Electrochemical impedance spectroscopy was collected by an electrochemical impedance spectrometer using a Solartron 1260 frequency response analyzer over a frequency range from 50 mHz to 100 kHz with an amplitude of 5 mV.

The cycle voltammetry (CV) was carried out using an electrochemical workstation (Arbin instrument), with metal lithium for the reference electrode and the counter electrode (scan rate 0.2 \({{\rm{mV\; s}}}^{-1}\), voltage range 3–4.5 V).

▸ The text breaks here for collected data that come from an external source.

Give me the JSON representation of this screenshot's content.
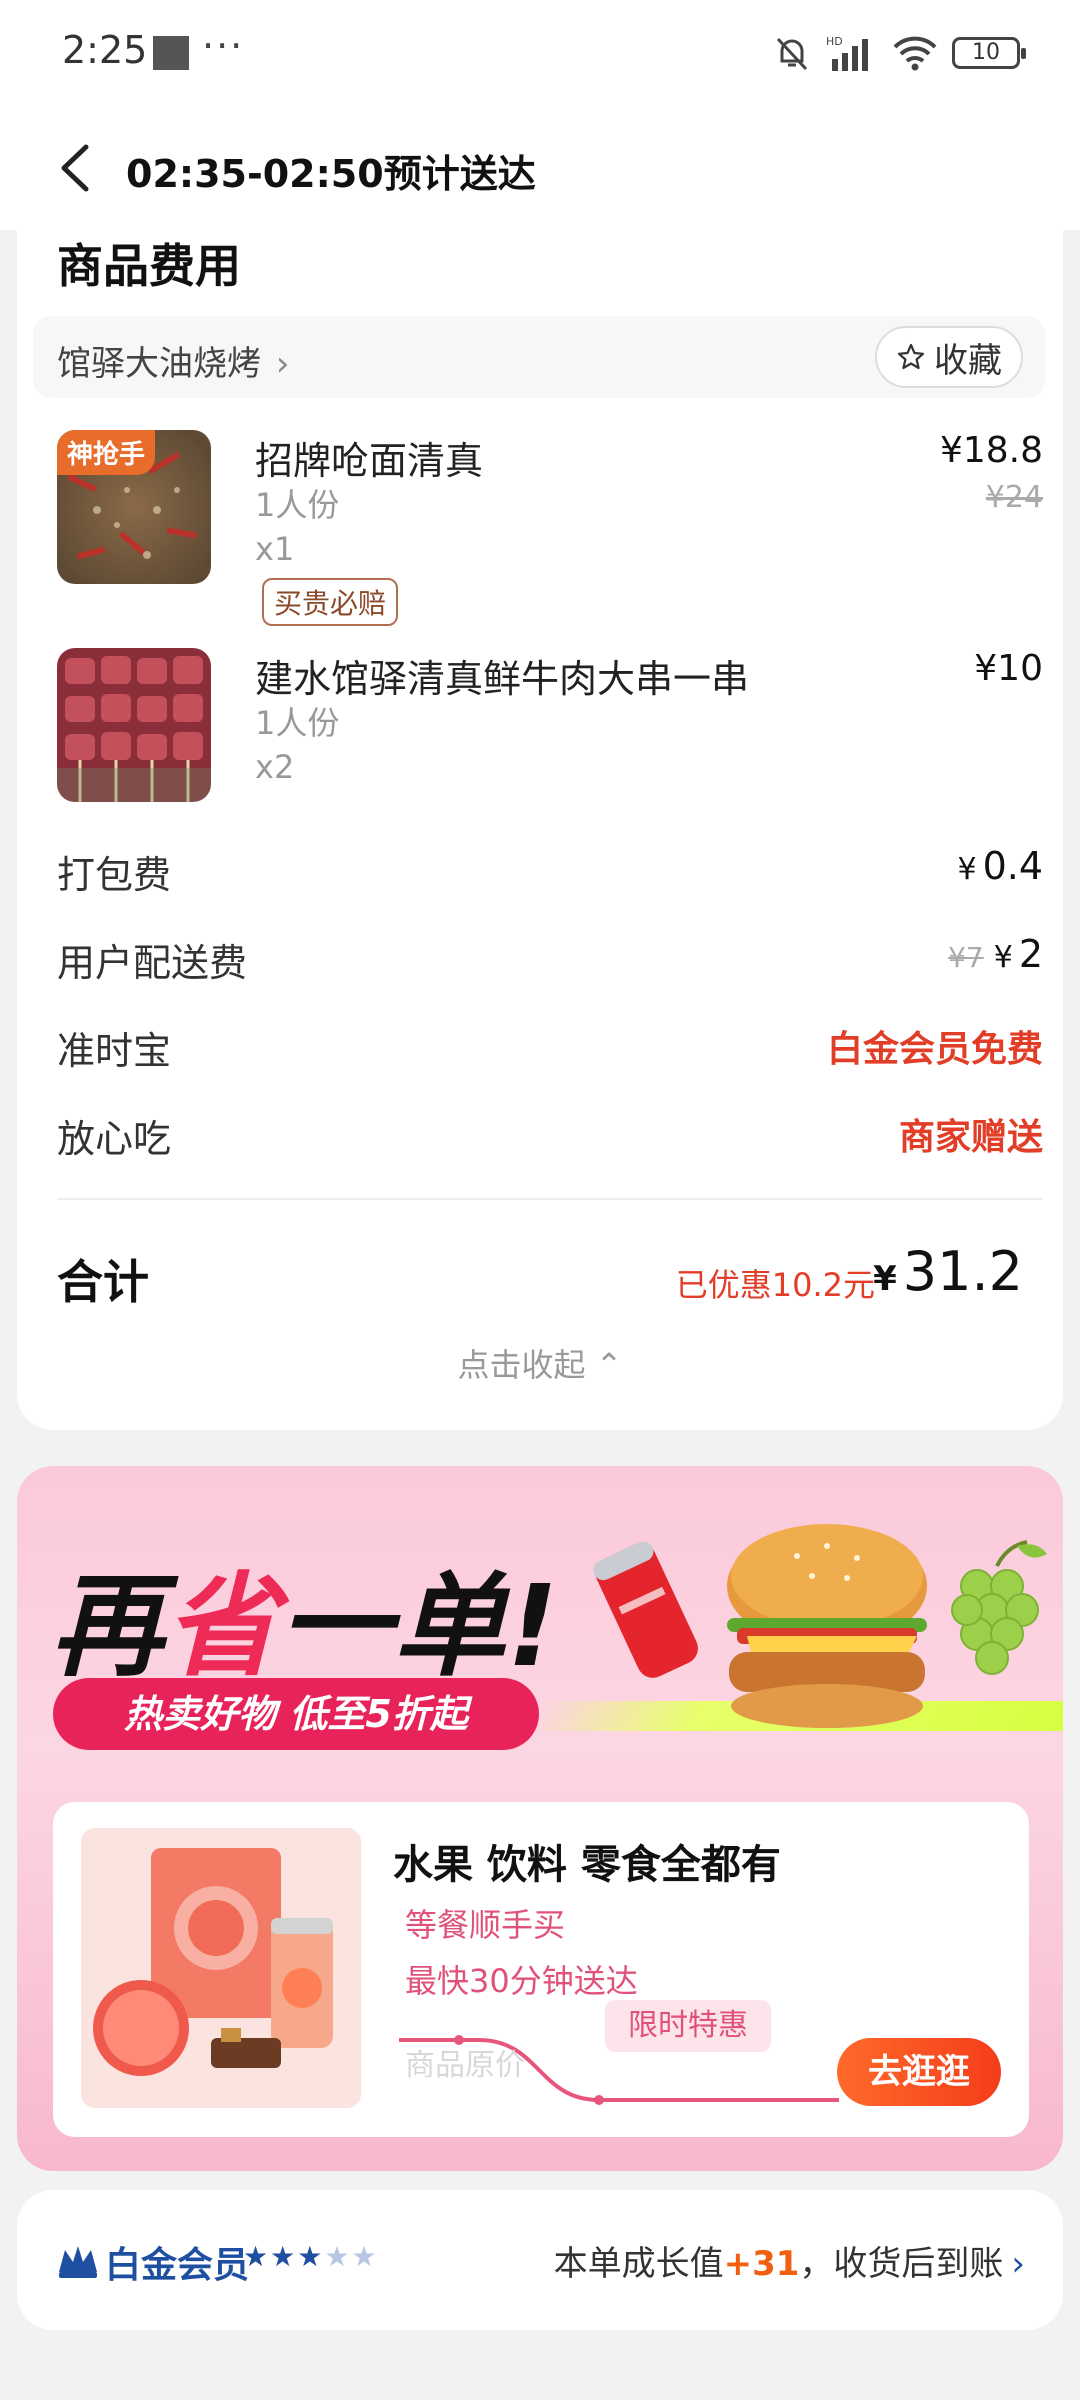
{
  "status_bar": {
    "time": "2:25",
    "more": "···",
    "battery": "10"
  },
  "header": {
    "title": "02:35-02:50预计送达"
  },
  "fees": {
    "section_title": "商品费用",
    "shop_name": "馆驿大油烧烤",
    "shop_chevron": "›",
    "favorite_label": "收藏",
    "items": [
      {
        "tag": "神抢手",
        "name": "招牌呛面清真",
        "portion": "1人份",
        "qty": "x1",
        "badge": "买贵必赔",
        "price": "¥18.8",
        "original_price": "¥24"
      },
      {
        "tag": "",
        "name": "建水馆驿清真鲜牛肉大串一串",
        "portion": "1人份",
        "qty": "x2",
        "badge": "",
        "price": "¥10",
        "original_price": ""
      }
    ],
    "rows": {
      "packing": {
        "label": "打包费",
        "yen": "¥",
        "value": "0.4"
      },
      "delivery": {
        "label": "用户配送费",
        "original": "¥7",
        "yen": "¥",
        "value": "2"
      },
      "ontime": {
        "label": "准时宝",
        "value": "白金会员免费"
      },
      "assured": {
        "label": "放心吃",
        "value": "商家赠送"
      }
    },
    "total": {
      "label": "合计",
      "saved": "已优惠10.2元",
      "yen": "¥",
      "value": "31.2"
    },
    "collapse": "点击收起 ⌃"
  },
  "promo": {
    "headline_1": "再",
    "headline_2": "省",
    "headline_3": "一单!",
    "pill": "热卖好物 低至5折起",
    "card": {
      "title": "水果 饮料 零食全都有",
      "sub1": "等餐顺手买",
      "sub2": "最快30分钟送达",
      "original_price_label": "商品原价",
      "limited": "限时特惠",
      "button": "去逛逛"
    }
  },
  "member": {
    "name": "白金会员",
    "stars_filled": "★★★",
    "stars_empty": "★★",
    "growth_prefix": "本单成长值",
    "growth_value": "+31",
    "growth_suffix": "，收货后到账",
    "chevron": "›"
  },
  "colors": {
    "accent_red": "#e23d27",
    "member_blue": "#1f4fa0",
    "promo_pink": "#e8235a",
    "button_orange": "#f43d1a"
  }
}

Material characterizations

The surface morphology of LiCoO2 was examined using scanning electron microscopy (HITACHI SU8010). The crystal structure of LiCoO2 was observed by high resolution transmission electron microscope (HRTEM) using a FEI Titan G2 60–300 (AC-TEM). X-ray diffraction (XRD) date of the cathode was collected with an Empyrean (PANalytical, Holland) in the 2θ range from 10° to 90°. The X-ray photoelectron spectroscopy (XPS) measurements of elements on the LiCoO2 surface were collected with a XSAM800.